Rutgers Day Programming Changes

Karima Bennoune, associate professor of law at the School of Law–Newark, received the Derrick A. Bell Jr. Award from the Section on Minority Groups of the Association of American Law Schools. The award, named in honor of the first tenured African-American on the Harvard Law School faculty, recognizes a junior faculty member who – through activism, mentoring, colleagueship, teaching, and scholarship – has made an extraordinary contribution to legal education, the legal system, or social justice. Bennoune’s teaching, research, and advocacy interests are in the areas of human rights, women’s rights, and international law and terrorism. She received a bachelor’s degree in history and semiotics from Brown University and graduated from a joint program in law and Middle Eastern and North African studies at the University of Michigan, earning a J.D. from the law school and her master’s from the Rackham Graduate School in Women’s Studies.

Focus: What led you to your career as a law professor and your focus on international human rights and women’s rights?

Bennoune: One of the most important sources of my interest in human rights was the life experience of my late father, Dr. Mahfoud Bennoune. Born into a large peasant family in Algeria, at the time a French colony, he had no formal education. As a young man, he spent five years as a prisoner-of-war during Algeria’s war of independence, surviving torture by the French Army. After his release, he studied at some of the best universities in the world and, ultimately, became a professor of anthropology at the University of Algiers, where I spent part of my childhood. From him I learned the imperative of engaging with what is happening to others in the society and world around you.  I was motivated to work for women’s equality by one my maternal grandmother, Mary Elizabeth Sutton, who died in November at the age of 101. She earned a master’s degree from Ohio State University during the 1920s and became a teacher. She then had to delay marriage for 10 years because she had a job and her fiancé, my grandfather, did not. As a married woman, she could not have kept her job during the Depression. She remained a teacher off and on for the rest of her life in official and unofficial ways. I was lucky to have her inspiring example of supremely capable womanhood. When I accepted the Bell Award, I dedicated it to the memory of these two brilliant educators, one American and one Arab, who always reminded me not to take my opportunities to learn and to teach for granted.

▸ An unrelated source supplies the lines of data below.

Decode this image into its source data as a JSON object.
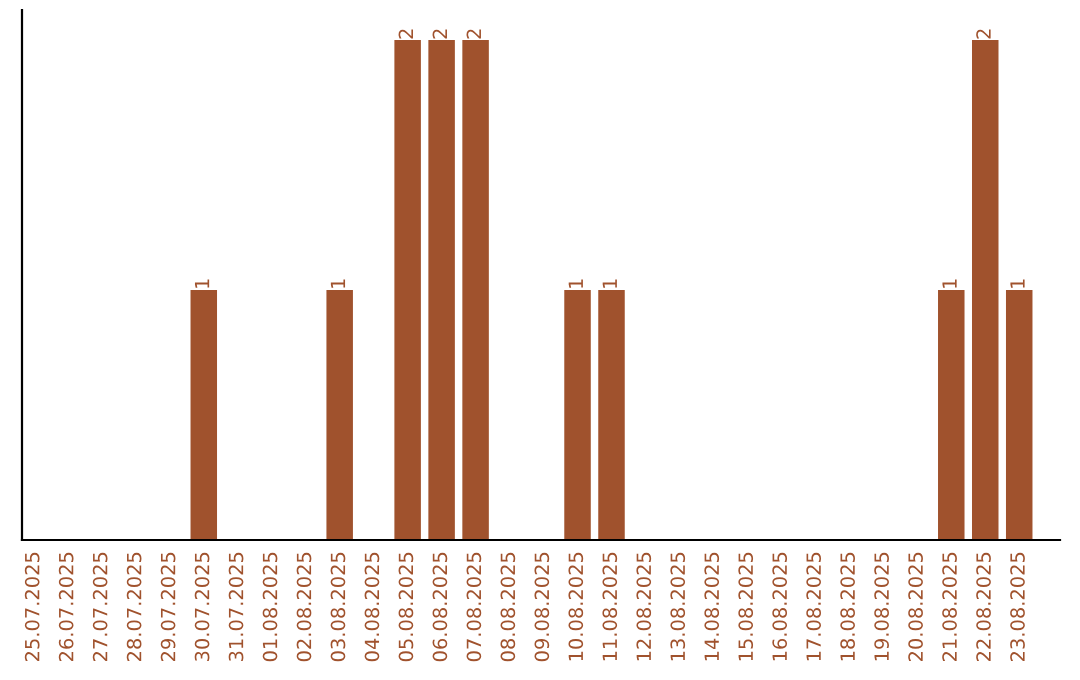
{
  "chart_data": {
    "type": "bar",
    "categories": [
      "25.07.2025",
      "26.07.2025",
      "27.07.2025",
      "28.07.2025",
      "29.07.2025",
      "30.07.2025",
      "31.07.2025",
      "01.08.2025",
      "02.08.2025",
      "03.08.2025",
      "04.08.2025",
      "05.08.2025",
      "06.08.2025",
      "07.08.2025",
      "08.08.2025",
      "09.08.2025",
      "10.08.2025",
      "11.08.2025",
      "12.08.2025",
      "13.08.2025",
      "14.08.2025",
      "15.08.2025",
      "16.08.2025",
      "17.08.2025",
      "18.08.2025",
      "19.08.2025",
      "20.08.2025",
      "21.08.2025",
      "22.08.2025",
      "23.08.2025"
    ],
    "values": [
      0,
      0,
      0,
      0,
      0,
      1,
      0,
      0,
      0,
      1,
      0,
      2,
      2,
      2,
      0,
      0,
      1,
      1,
      0,
      0,
      0,
      0,
      0,
      0,
      0,
      0,
      0,
      1,
      2,
      1
    ],
    "value_labels": [
      null,
      null,
      null,
      null,
      null,
      "1",
      null,
      null,
      null,
      "1",
      null,
      "2",
      "2",
      "2",
      null,
      null,
      "1",
      "1",
      null,
      null,
      null,
      null,
      null,
      null,
      null,
      null,
      null,
      "1",
      "2",
      "1"
    ],
    "color": "#a0522d",
    "grid": false,
    "tick_labels": "x"
  }
}
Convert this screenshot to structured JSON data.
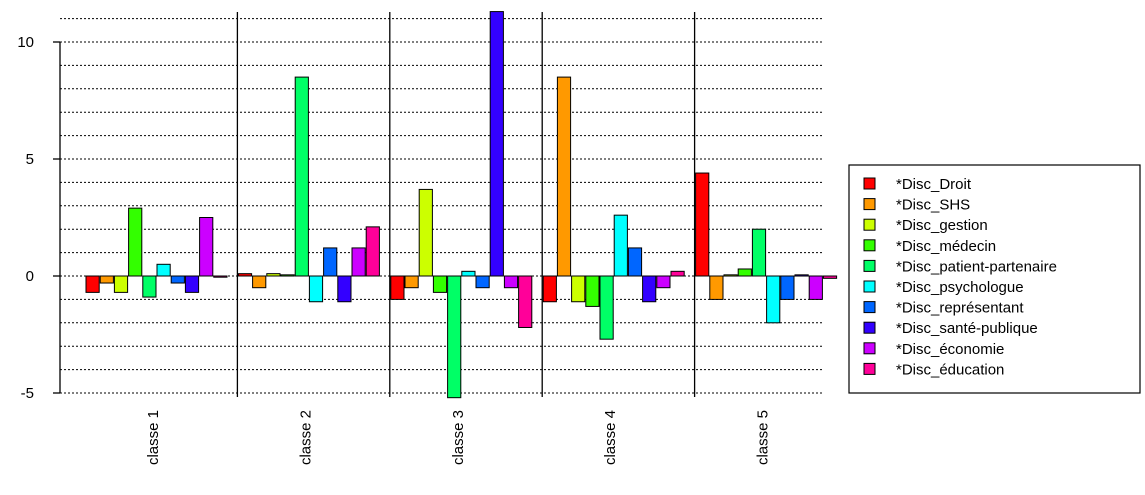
{
  "chart_data": {
    "type": "bar",
    "title": "",
    "xlabel": "",
    "ylabel": "",
    "ylim": [
      -5.2,
      11.3
    ],
    "yticks": [
      -5,
      0,
      5,
      10
    ],
    "grid": "horizontal dotted lines every 1 unit",
    "legend_position": "right",
    "categories": [
      "classe 1",
      "classe 2",
      "classe 3",
      "classe 4",
      "classe 5"
    ],
    "series": [
      {
        "name": "*Disc_Droit",
        "color": "#FF0000",
        "values": [
          -0.7,
          0.1,
          -1.0,
          -1.1,
          4.4
        ]
      },
      {
        "name": "*Disc_SHS",
        "color": "#FF9900",
        "values": [
          -0.3,
          -0.5,
          -0.5,
          8.5,
          -1.0
        ]
      },
      {
        "name": "*Disc_gestion",
        "color": "#CCFF00",
        "values": [
          -0.7,
          0.1,
          3.7,
          -1.1,
          0.05
        ]
      },
      {
        "name": "*Disc_médecin",
        "color": "#33FF00",
        "values": [
          2.9,
          0.05,
          -0.7,
          -1.3,
          0.3
        ]
      },
      {
        "name": "*Disc_patient-partenaire",
        "color": "#00FF66",
        "values": [
          -0.9,
          8.5,
          -5.2,
          -2.7,
          2.0
        ]
      },
      {
        "name": "*Disc_psychologue",
        "color": "#00FFFF",
        "values": [
          0.5,
          -1.1,
          0.2,
          2.6,
          -2.0
        ]
      },
      {
        "name": "*Disc_représentant",
        "color": "#0066FF",
        "values": [
          -0.3,
          1.2,
          -0.5,
          1.2,
          -1.0
        ]
      },
      {
        "name": "*Disc_santé-publique",
        "color": "#3300FF",
        "values": [
          -0.7,
          -1.1,
          11.3,
          -1.1,
          0.05
        ]
      },
      {
        "name": "*Disc_économie",
        "color": "#CC00FF",
        "values": [
          2.5,
          1.2,
          -0.5,
          -0.5,
          -1.0
        ]
      },
      {
        "name": "*Disc_éducation",
        "color": "#FF0099",
        "values": [
          0.0,
          2.1,
          -2.2,
          0.2,
          -0.1
        ]
      }
    ]
  }
}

Focus: As a secularist Arab-American law professor who has been critical of both racist discourses on fundamentalism and the dangers of religious fundamentalism itself, do you find it possible to maintain a sense of idealism in the current global climate?

Bennoune: So many people are dying on the front lines of these conflicts; I feel a strong obligation to be an optimist. What I teach my international law students is both the pessimistic reality that has been created by extremism on all sides as well as a sense of responsibility to think more successfully than our generation has about human rights and conflict resolution.

Focus: You’re are a board member of Amnesty International – USA, have been a consultant to the United Nations Educational, Scientific and Cultural Organization, and have traveled on human rights field missions to Afghanistan, Bangladesh, Lebanon, Pakistan, South Korea, southern Thailand, and Tunisia. How do these activities inform your teaching?

Bennoune: For me, scholarship and advocacy are interrelated. I bring what I learn in my practice back into the classroom. My scholarship allows me to reflect on these real world challenges and try to create paradigms which can inform solutions.  For example, when I traveled to Afghanistan for Amnesty International in December 2005 to interview former detainees in the war against terrorism, I came back and lectured for Rutgers students as the guest of the Human Rights Forum. On the other hand, my framework for understanding what was happening in Afghanistan was shaped by my academic work in which I have argued for the greater use of human rights standards – and not just the laws of war – to shape concerns about armed conflict.

Focus: Rutgers-Newark law students come from more than 30 countries. What is the effect of such diversity in your international law classes?

Bennoune: Having students whose families are from around the world, who speak multiple languages, and who have traveled overseas greatly enhances all of our discussions. Solving major international problems requires reconciling diverse points of view, conflicting claims, and clashing priorities. Students get a better flavor of this when exposed to a multiplicity of perspectives. This also challenges them to rethink their own assumptions about the world. I find I learn from my students every day.